It is clear that by using this dual linear function there is a much reduced need for multiple preset modes for different types of nucleus or for different stages in the procedure. The surgeon can continuously adjust all the parameters in real time in response to changes in the characteristics of the lens being dealt with.
Sophisticated Microprocessors
The single most important factor in the development of the sophisticated equipment now available to the cataract surgeon has been the development of microprocessor control of the functions of the machine. Initially electronics allowed control over the power functions of the handpiece—pulse mode and “auto-tuning” being significant developments. More recently the processors have enabled sophisticated ways of enabling postocclusion surge to be controlled and minimized. The surgical design ocusystem was the first machine to introduce active ways of controlling postocclusion surge.

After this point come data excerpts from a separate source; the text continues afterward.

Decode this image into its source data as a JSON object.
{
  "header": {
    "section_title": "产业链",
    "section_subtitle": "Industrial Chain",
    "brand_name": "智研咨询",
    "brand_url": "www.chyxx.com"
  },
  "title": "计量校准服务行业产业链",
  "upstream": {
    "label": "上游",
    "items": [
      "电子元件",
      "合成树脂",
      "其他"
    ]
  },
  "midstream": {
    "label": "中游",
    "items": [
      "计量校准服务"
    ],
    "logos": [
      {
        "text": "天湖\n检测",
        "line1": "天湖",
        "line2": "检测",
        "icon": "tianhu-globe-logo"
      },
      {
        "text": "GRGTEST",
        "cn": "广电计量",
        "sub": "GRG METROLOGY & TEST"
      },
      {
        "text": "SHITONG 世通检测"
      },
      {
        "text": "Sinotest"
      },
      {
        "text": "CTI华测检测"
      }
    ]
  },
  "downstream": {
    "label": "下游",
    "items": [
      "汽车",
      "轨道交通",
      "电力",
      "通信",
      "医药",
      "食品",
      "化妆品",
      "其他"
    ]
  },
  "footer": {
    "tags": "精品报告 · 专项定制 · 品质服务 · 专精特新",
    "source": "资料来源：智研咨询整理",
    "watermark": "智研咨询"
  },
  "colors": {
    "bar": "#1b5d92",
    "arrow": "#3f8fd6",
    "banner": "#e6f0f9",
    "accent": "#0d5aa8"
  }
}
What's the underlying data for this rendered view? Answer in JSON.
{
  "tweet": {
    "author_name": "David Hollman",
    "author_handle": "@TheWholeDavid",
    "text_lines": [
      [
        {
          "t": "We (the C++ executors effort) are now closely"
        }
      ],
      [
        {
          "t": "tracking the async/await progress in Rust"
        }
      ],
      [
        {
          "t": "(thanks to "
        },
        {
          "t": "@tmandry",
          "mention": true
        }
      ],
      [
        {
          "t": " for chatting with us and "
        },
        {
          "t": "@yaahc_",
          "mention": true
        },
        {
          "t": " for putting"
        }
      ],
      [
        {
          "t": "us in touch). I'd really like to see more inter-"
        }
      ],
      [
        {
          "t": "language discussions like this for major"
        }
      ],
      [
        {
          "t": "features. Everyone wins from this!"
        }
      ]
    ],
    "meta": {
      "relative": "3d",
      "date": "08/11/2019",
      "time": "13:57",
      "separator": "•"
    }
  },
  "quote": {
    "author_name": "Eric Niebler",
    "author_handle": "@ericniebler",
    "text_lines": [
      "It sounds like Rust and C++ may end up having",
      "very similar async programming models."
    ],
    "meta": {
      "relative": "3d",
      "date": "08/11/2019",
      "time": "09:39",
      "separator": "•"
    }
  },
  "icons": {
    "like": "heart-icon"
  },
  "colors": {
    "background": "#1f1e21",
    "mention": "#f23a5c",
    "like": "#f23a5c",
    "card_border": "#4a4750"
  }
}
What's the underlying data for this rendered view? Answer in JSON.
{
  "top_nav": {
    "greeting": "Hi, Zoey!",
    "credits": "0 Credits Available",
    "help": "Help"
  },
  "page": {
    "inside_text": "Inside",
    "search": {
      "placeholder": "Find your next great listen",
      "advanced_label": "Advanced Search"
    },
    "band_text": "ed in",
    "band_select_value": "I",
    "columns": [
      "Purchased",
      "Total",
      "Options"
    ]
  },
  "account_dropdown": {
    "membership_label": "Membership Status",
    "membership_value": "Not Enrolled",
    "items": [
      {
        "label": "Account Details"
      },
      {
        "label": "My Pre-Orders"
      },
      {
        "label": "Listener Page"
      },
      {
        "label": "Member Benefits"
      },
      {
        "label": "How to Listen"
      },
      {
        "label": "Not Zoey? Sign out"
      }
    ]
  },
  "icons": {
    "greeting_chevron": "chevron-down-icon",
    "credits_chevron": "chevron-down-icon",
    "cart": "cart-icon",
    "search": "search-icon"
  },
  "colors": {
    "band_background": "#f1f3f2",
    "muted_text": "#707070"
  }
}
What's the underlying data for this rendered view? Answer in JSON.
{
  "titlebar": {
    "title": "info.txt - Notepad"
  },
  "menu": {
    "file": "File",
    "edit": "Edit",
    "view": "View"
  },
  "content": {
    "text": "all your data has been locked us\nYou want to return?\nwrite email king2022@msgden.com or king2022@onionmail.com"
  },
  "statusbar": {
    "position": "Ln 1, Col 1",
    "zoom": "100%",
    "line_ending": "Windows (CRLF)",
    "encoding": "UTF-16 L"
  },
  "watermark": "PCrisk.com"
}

This machine has a pressure (vacuum) sensor in the aspiration line. When it detects a significant and rapid drop in vacuum (as when occlusion breaks) fluid is immediately bled into the aspiration line, and this temporarily increases the pressure in the aspiration line, neutralizing and temporarily reversing the postocclusion surge. Later machines have employed a variety of methods to try to reduce postocclusion surge—some of which also employ sensitive pressure sensing devices and rapid electronic responses.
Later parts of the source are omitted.